The women met eight times over eight weeks, every Saturday. During one class, Pratt stood at the front of a community room at the American Legion Cook-Pinkney Post 141 wearing a blue blouse and a serious look.
“When we put nothing into this program, we will get nothing back,” she said. “So whatever you want to reap from this program, that’s what you sow.”
The women sign a contract that dedicates them to come back for every session during the eight weeks, which hosts a different professional facilitator to teach financial literacy, emotional health, conflict resolution and other topics. The first class is an intense, self-introspection session to help break down internal barriers that might be holding the women back, Pratt said.
At the start of both cohorts, women were behind on their rent. They lost their jobs. If they kept jobs, they didn’t have the technology available to continue from home. But of the 27 women who have graduated from the program so far, some have gone on to pursue higher education. One woman is in culinary school; another is studying to be a hairstylist. One is learning to become a paralegal, with sights on law school. Many have moved out of subsidized housing.
And many have the renewed motivation to pursue their goals. Of them are Clark and Tasker.

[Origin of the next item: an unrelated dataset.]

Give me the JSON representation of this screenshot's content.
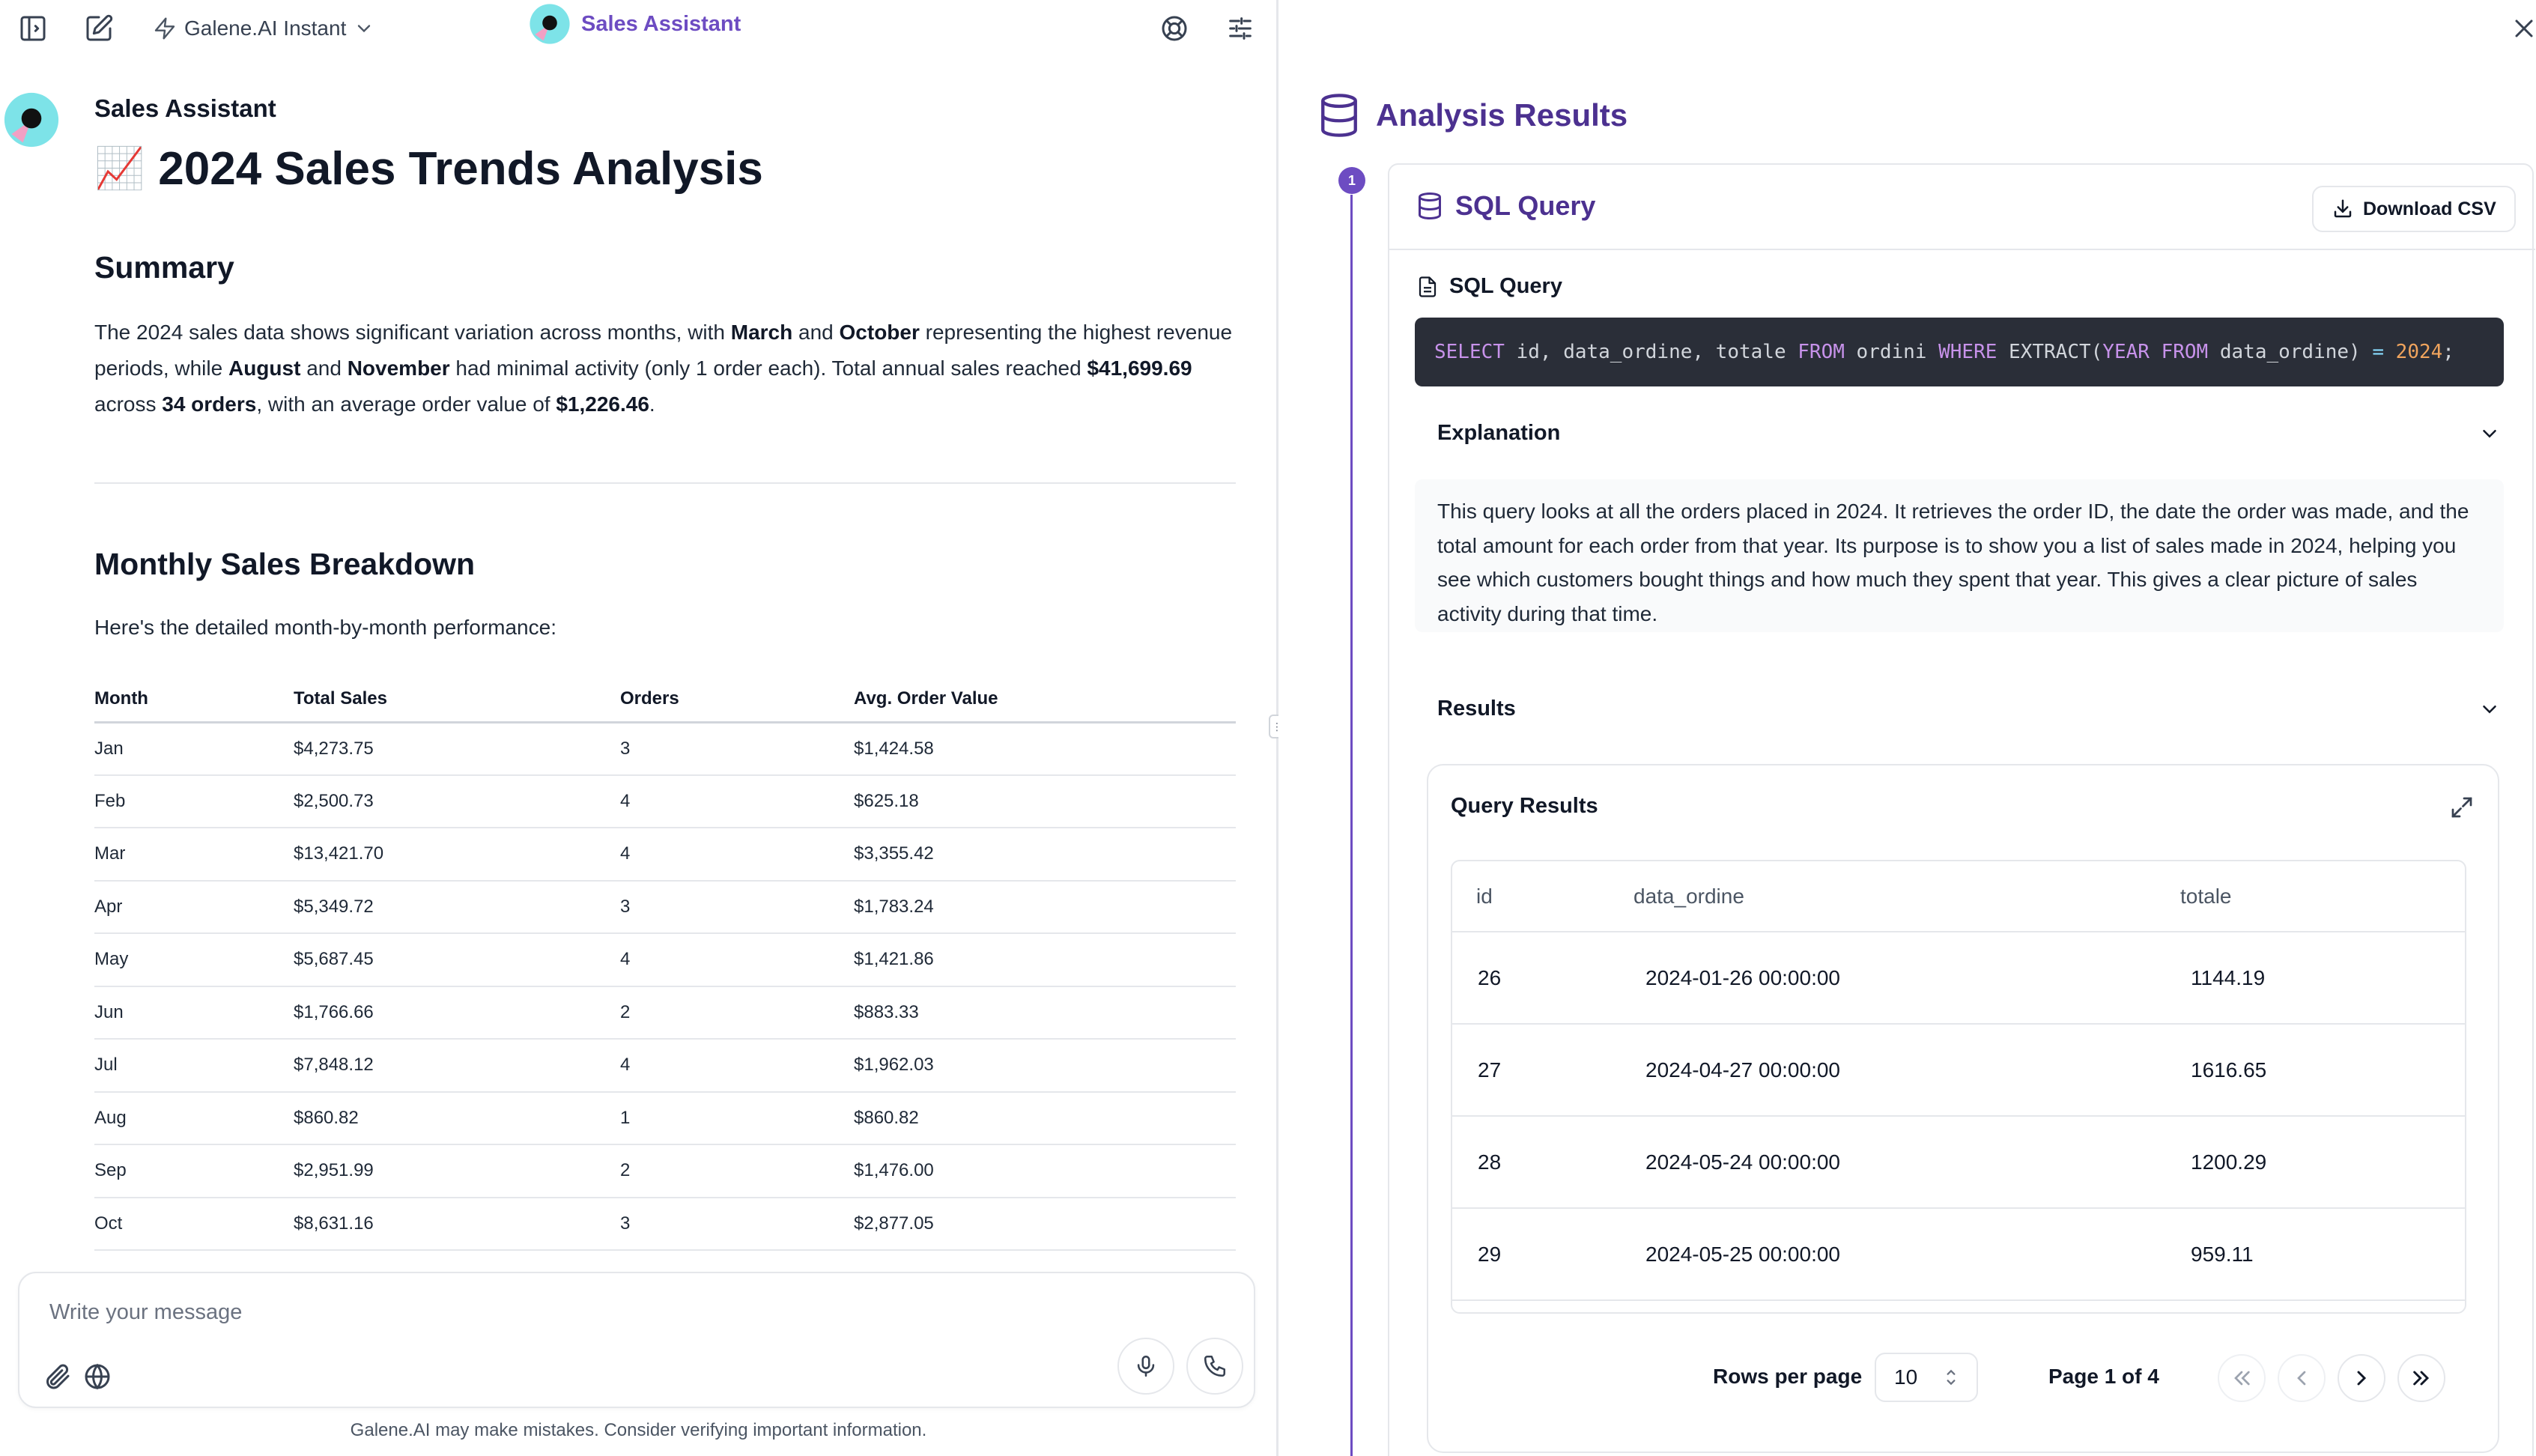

On an April night in the Pip Moyer Center, Clark held a rehearsal for “The Wiz.” Wearing a black mask and a sweatshirt emblazoned with the acronym MEGA, and she helped students from across the county go over their lines. MEGA, which stands for “manifesting every great achiever,” is a new program Clark is registering as a nonprofit organization with the help of her MSK training.
The program pushed her to press on with the production, she said. That and the incessant texts from the kids who call her Sister Mary Clarence after Whoopi Goldberg’s character in “Sister Act.”
“I just want to get these kids something they didn’t get to have last year,” she said. “Bring some light to the city. We can overcome anything. I call it ‘The Wiz: From pandemic to promising.’”
In February, Tasker, her husband and their children moved from Newtowne 20 to a townhome in Odenton, where she’s resumed online classes in social work. The rarity of Tasker’s cancer left her confused and scared. Tasker said she rushed her kids, trying to prepare them for the worst, trying to make sure they knew how to drive in case her cancer killed her. She felt ashamed of her diagnosis, she said.
During her second class with MSK, a shaky doctor’s report popped up on her phone. Results of some recent scans were discouraging. Fear flooded Tasker’s body, but she told her mentor about the report. With the support of her sisters, she went for some additional tests. The results were steadying; the prior report was just a flare-up.
Through the program, “I’ve learned to deal with it a little bit better,” Tasker said. “Not panic so much.”
“This year has definitely been an eye-opener. As a community, we really need to come back to supporting each other.”